The NZX has said it is the only company to offer global, cash-settled, exchange-traded contracts to help people manage risks in the world dairy market, but it is also expecting some participation by speculators.
It will start trading contracts in whole milk powder (WMP), but plans to launch contracts in other products over the next year. Its reference price will be based on Fonterra's fortnightly commodity auctions, which were also initially targeted to WMP.
NZX has said that "market volatility" in the sector led to demand for a risk management tool similar to other commodity markets. A trader who buys a futures contract for $US2500/tonne for settlement in a year will make a gain of $500 if the final settlement price -- based on Fonterra's auctions -- increases to $3000 a tonne.
Dairy derivatives have been forecast to provide annualised trading revenue of up to $2.9 million, and clearing and settlement revenue of up to $1.1m, NZX has told investors.
According to NZX's head of markets, Fiona Mackenzie, Fonterra's share of nearly 40 percent of internationally-traded dairy products created a "natural fit" for New Zealand to host the trading of milk derivative contracts, and to meet the global demand for risk management tools in the sector.
NZX also has plans to launch equity options, and index futures in addition to the dairy commodity derivatives.
The world's largest and most diverse derivatives exchange, Chicago Mercantile Exchange Inc (CME), has separately launched deliverable skim milk powder (SMP) futures and options on those futures, in parallel with existing contracts for cash-settled futures in SMP. The CME includes Auckland as one of its approved delivery points for SMP.
Those contracts for 44,000 pounds (20 tonnes) of Grade A milk trade 23 hours a day, with some bought and sold by speculative investors, and others are used by dairy farmers trying to manage the risks posed by uncertain milk prices.
Futures traded on other exchanges include lean hogs, frozen orange juice, coffee and sugar.
But the NZX futures will not expose players to the potential additional risks associated with physical delivery, and NZX chief executive Mark Weldon has said that moving into commodities will be good for the company because risk management products, including futures, have shown consistently high activity levels and volume growth in recent years.

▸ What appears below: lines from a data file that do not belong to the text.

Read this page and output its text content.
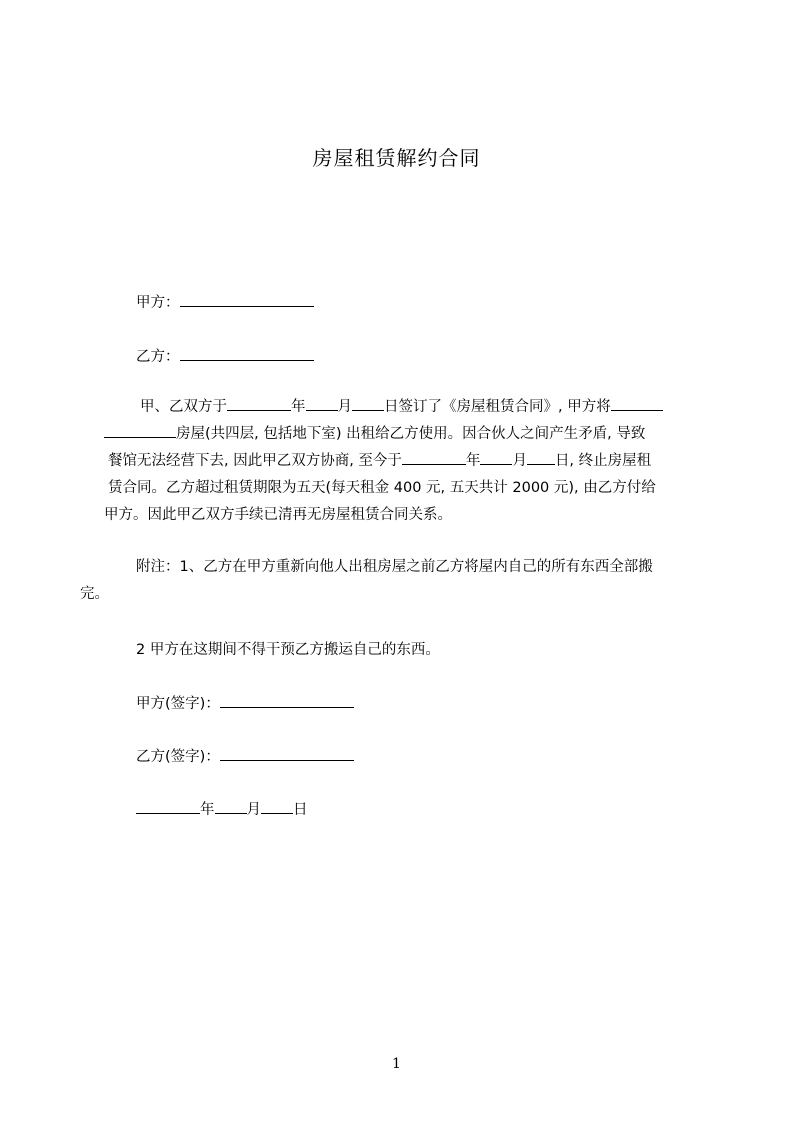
房屋租赁解约合同
甲方：
乙方：
甲、乙双方于	年 月 日签订了《房屋租赁合同》, 甲方将
房屋(共四层, 包括地下室) 出租给乙方使用。因合伙人之间产生矛盾, 导致
餐馆无法经营下去, 因此甲乙双方协商, 至今于	年 月 日, 终止房屋租
赁合同。乙方超过租赁期限为五天(每天租金 400 元, 五天共计 2000 元), 由乙方付给
甲方。因此甲乙双方手续已清再无房屋租赁合同关系。
附注：1、乙方在甲方重新向他人出租房屋之前乙方将屋内自己的所有东西全部搬
完。
2 甲方在这期间不得干预乙方搬运自己的东西。
甲方(签字)：
乙方(签字)：
年 月 日
1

The local dairy futures will be traded 8am to 4pm on the NZX electronic trading platform Global Vision, and cleared through NZ Clearing Corp. One tonne contracts will be priced in US dollars per tonne, with minimum price movements of $US5 and a range up to 18 months.
Initial traders are expected to be global dairy processors or purchasers.
Other contracts expected to be introduced will be in SMP, and anhydrous milk fat (AMF), an industrial butteroil, and the NZX has talked about branching out to other agricultural and gas and carbon derivatives in 2012.